Film Review: Rodeo

★★★☆☆

Parisian-born director Lola Quivoron’s debut fiction feature is an affecting and vital hybrid picture, part crime drama, part character study. Rodeo follows the exploits of Julia (Julie Ledru), a delinquent youth who boosts dirt bikes just for the thrill of it, before falling in with a gang of bikers who help her hone her skills as both a thief and a rider.

Living a dysfunctional family life, Julia exists on the margins of society, finding meaning through stealing and riding bikes. After she meets a crew of riders at an illegal gathering of bikers, it seems that she may well have found her people, all the while needing to prove herself to this group of new, often frosty peers. Quickly, however, her skills as a thief are recognised and she is brought into the gang’s more nefarious activities.

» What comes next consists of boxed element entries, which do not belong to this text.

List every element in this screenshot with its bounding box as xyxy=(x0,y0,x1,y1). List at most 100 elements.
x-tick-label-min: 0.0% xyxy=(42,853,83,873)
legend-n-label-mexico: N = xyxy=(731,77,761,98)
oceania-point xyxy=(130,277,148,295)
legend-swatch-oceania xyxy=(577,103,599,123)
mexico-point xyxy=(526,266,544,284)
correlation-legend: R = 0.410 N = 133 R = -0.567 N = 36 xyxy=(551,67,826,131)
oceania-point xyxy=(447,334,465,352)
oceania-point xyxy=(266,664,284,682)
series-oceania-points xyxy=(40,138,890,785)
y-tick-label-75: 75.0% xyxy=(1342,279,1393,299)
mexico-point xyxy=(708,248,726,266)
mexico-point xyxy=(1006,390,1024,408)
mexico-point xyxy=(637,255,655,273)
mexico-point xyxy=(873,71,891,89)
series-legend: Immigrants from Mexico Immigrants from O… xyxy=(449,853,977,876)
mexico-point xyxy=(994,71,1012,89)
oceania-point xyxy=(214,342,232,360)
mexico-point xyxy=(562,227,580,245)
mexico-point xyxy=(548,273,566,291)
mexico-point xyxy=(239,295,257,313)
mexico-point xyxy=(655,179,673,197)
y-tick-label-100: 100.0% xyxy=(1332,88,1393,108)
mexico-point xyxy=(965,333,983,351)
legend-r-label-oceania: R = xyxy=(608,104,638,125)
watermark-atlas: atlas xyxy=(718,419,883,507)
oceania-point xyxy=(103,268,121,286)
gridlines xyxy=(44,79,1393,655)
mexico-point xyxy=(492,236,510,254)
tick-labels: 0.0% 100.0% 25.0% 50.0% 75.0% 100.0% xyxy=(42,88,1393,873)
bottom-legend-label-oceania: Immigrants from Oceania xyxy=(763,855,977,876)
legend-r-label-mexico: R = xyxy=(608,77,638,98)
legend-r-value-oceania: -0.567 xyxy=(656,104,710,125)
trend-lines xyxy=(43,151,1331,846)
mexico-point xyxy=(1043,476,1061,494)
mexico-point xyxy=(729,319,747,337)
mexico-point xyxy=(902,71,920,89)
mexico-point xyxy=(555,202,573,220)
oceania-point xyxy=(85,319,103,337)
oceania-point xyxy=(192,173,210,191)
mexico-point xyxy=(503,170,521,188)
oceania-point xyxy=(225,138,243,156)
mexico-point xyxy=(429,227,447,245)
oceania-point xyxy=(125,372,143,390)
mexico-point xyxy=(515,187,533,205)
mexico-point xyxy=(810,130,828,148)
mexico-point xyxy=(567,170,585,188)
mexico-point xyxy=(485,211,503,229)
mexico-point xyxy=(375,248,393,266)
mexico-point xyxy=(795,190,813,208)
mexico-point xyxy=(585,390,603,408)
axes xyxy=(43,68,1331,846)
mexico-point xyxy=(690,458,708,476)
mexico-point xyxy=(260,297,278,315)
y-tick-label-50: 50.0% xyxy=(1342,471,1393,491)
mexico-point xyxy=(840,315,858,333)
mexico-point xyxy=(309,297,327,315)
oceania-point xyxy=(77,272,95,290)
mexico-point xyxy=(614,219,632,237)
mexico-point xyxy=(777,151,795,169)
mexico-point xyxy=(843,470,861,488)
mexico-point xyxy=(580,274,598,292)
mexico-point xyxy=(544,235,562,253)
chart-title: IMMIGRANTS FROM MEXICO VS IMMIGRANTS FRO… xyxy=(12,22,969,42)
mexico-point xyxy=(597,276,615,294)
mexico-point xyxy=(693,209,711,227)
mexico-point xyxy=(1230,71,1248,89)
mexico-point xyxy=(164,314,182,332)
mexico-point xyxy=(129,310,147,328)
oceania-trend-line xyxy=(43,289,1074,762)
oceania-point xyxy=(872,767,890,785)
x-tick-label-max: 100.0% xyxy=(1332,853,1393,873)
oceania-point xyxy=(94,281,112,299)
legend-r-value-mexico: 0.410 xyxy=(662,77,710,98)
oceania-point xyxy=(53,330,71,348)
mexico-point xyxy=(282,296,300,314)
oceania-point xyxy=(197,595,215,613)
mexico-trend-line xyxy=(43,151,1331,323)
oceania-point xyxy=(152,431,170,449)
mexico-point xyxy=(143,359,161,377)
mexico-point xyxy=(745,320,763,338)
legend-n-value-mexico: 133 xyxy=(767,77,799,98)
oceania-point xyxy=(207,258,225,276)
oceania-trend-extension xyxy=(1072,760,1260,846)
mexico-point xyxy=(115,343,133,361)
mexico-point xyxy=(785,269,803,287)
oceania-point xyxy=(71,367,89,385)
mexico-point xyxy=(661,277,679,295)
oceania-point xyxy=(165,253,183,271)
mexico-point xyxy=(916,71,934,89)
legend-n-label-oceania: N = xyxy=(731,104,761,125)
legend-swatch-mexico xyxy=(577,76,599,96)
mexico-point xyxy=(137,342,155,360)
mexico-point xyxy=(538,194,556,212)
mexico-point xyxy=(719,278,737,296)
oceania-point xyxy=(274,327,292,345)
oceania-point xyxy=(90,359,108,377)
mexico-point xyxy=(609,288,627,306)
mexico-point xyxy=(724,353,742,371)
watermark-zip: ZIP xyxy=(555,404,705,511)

“I was born with a bike between my legs”, Julia tells one of her victims of grand theft auto. On the surface, it’s a statement of confidence and of passion, but belies a deep naïveté and guilelessness that reveals itself in fragments throughout our young protagonist’s journey. In this, Julia’s boast serves as a fitting mission statement for the film, itself a mix of cockiness and callow sweetness.

This is embodied in Ledru’s central performance, which is at once spiky and intensely vulnerable. Julia’s gaze is impenetrably tough, while the audacity of her hustle – posing as a buyer for second hand bikes before making off with them the moment the (invariably complacent male) seller drops his guard – is outstanding. Yet her hardness is also brittle, and that brittleness betrays a vulnerability, one which surfaces in moments such as her care for the doomed Abra (Dave Nsaman), barks orders at his buddies to get him to the ER after he badly crashes his bike.

Just before Abra’s accident, he teaches Julia how to wheelie her bike, telling her, “I just want to see people fly”. This formative moment for her – possibly the first time ever that someone has given her the time of day, let alone believed that she could achieve anything as simple as a motorbike trick – carries Julia throughout the film, transforming an inward-turning nihilism into a yearning for belonging. Just as Julia’s outward shows of hardness belie her inner vulnerability, so too does Rodeo’s realist presentation belie subtle elements of supernaturalism.

In at least one instance, Julia’s dreams appear to manifest in reality, while other unexplained phenomena conclude a late-stage confrontation with a hidden nemesis. These moments are intriguing – reminiscent of recent vehicular genre drama Titane – but are perhaps too infrequent to embed fully in to the fabric of the film. Meanwhile the final frames veer a little close into visual cliché with an ending that tips a little too far into the outwardly supernatural. Julia’s journey is one of nihilism having transformed into a quest for meaning: despite a slightly wobbly dismount, Rodeo’s final image speaks to both of these impulses.